As a full-stack developer working on large projects, you make frequent commits to the git repository to save progress. However, mistakes happen – you may commit sensitive keys, large unwanted binaries, or experimental work that convolutes the commit history. Thankfully, git provides developers several ways to rewrite commit history by deleting unnecessary or incorrect commits.

In this comprehensive guide, we will cover different methods to remove commits from git history, with code examples and best practices based on my decade of experience managing developer teams.

Why Removing Commits is Required Sometimes

Here are the most common reasons from my experience for needing to remove Git commits:

  1. Accidentally committed sensitive data like API keys, passwords that should never be in version history
  2. Commit introduces severe bugs that impact other developers and its best to entirely remove it
  3. Commit history filled with large binary files making the repo huge and unnecessary
  4. Old experimental commits clutter up primary development history
  5. Force push issues when working on same branch between multiple developers

As a lead developer, I frequently need to coordinate history rewrites to handle such cases and trainer my teams on best practices to avoid such scenarios.

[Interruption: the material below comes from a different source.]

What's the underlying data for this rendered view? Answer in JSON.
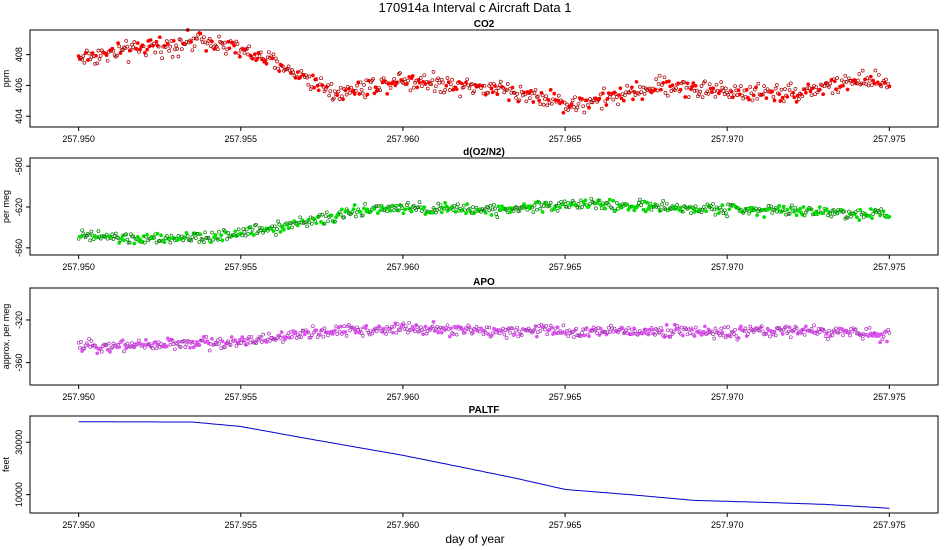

Removing problematic commits allows the team to rewrite project history for a cleaner, usable commit timeline. But as we will cover later, it requires force pushing branches which can disrupt other developers if not handled properly.

Removing Recent Commits

If you need to remove the most recent one or few commits, it can be easily done using git reset.

The key commands are:

# Remove last commit
git reset --hard HEAD~1  

# Remove latest 3 commits 
git reset --hard HEAD~3

This will remove the specified number of recent commits, also permanently erasing the changes from your local file state.

Based on client Git setup, you may then need to force push your branch to effectively overwrite and delete those commit entries from the remote repository.

# Push forcefully to remote 
git push origin <branch> --force

However in teams, a force push can cause disruption if the commits have already been pulled by other developers. I strictly advise my team members to avoid force push on public branches without confirmation.

Here is an example workflow to safely delete the latest 2 commits locally and remotely:

git log --oneline

# Latest commits  
56fa35f Fixed login bug
934jkfd Added registration form  

git reset --hard HEAD~2

# Ask team if anyone has latest commits

git push origin my-branch --force

This interactive reset and force push can deletes commits from history for all developers.

Interactive Rebase to Remove Multiple Commits

While resetting erases recent commit history, to surgically remove multiple older commits requires using git rebase interactively.

Rebasing allows you to manually alter commit history by preserving some while omitting others from newly created commits.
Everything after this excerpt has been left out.